BLUH HUH HUH HUH HUHHHH!!!! $500! Fully subsidized! With a plan. That’s the most expensive phone in the world! And it doesn’t appeal to business customers because it doesn’t have a keyboard which makes it not a very good email machine!
He sounds like the “Hank Steinbrenner” of all computer companies!!!!!!! XD
As much as I would love Apple to gain significant market share, it just won’t happen. 10% tops. Why? Because that MS Monopoly Engine is still running full throttle with the US Government happily riding along, and IT/CIO Windows only vision controlling what users want to use.
iCal this Shite from uncle Fester
“Ballmer also said, “I’m not saying there isn’t a threat’ from Apple, he said. But if Microsoft and its PC partners ‘do our jobs right, there’s really no reason Apple should get any footprint in the enterprise.””
if they do their jobs right?!?
well, i guess Apple will see a big foot print in the enterprise over the next year….
“… there’s really no reason Apple should get any footprint in the enterprise.”
I wonder if it’s ever occurred to Ballmer that Apple may not want a footprint in enterprise. Probably not. Like everyone else who sees “enterprise” as a Holy Grail, he just doesn’t get that “enterprise” isn’t necessary for Apple’s long term success.
Apple has done very well getting customers to come to them, why turn that around?
“MS is being commoditized,”
MS’s strategy was always to be the commodity OS. They’ve achieved that.
“Does Ballmer realize that Nokia uses Symbian, and that is going open-source?”
Symbian isn’t really competitive with smartphone platforms. It’s fine for those millions of mid range feature phones they ship each week. Unless Nokia tart it up quite a bit it’ll go the same way as Palm OS.
Apple has a great smartphone platform and have got a lot of buzz out of the gate. but the majority of people are still using it as an iPodPhone with web browsing.
The real question which is posed is whether Apple can get any traction with serious application developers or whether it is scaring them all off.

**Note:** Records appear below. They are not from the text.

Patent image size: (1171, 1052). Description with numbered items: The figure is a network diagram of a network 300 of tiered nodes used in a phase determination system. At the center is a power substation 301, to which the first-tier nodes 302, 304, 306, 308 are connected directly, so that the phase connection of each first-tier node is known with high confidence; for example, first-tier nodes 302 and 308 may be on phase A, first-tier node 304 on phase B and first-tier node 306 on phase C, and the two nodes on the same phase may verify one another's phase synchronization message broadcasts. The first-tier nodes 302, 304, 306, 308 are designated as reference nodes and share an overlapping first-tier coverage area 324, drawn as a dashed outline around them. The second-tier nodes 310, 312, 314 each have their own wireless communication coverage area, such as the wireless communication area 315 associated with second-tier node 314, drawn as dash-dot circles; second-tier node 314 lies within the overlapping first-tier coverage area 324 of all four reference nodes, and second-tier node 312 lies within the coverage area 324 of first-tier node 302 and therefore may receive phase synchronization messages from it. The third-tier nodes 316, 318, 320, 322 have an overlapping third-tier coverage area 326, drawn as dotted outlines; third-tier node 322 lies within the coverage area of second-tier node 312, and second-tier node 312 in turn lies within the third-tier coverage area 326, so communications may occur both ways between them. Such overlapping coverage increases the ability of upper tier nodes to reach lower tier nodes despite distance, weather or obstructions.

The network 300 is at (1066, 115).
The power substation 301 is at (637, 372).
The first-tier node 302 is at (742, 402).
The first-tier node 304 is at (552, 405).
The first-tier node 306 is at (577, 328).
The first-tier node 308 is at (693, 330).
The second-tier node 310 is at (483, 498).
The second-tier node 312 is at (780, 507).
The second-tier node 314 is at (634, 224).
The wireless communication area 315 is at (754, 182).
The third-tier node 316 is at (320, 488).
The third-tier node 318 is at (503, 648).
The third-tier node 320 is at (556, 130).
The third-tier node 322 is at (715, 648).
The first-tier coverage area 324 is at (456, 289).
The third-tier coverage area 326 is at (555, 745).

Even then, the closed mode, by it’s nature limits the maximum share Apple will reach in a market.
Anyone can build a Windows Mobile or Android phone, so in Phones, it’s iPhone against everyone else.
What you don’t get is that these companies are not going to go away, they are going to compete head to head with the iPhone.
They are choosing Windows Mobile (overall a better development platform than iPhone anyway, richer more widely understood APIs, better development tools which can be deployed on any PC, no new iPhone specific language and APIs to learn) and working to eliminate the visual differences between it an the iPhone.
Apple’s done a great job in kicking along the phone market. But the real question is whether they’ll be the ones who reap the rewards.
People seem to like the XBox 360’s OS and don’t have too much negative to say about the Zune’s OS. Yet people HATE the Windows OS.
Why do you think that is, Mr. Ballmer? Did you ever think that maybe it’s the hardware/software integration that makes the XBox and Zune a more pleasant user experience than Frankenstein Windows?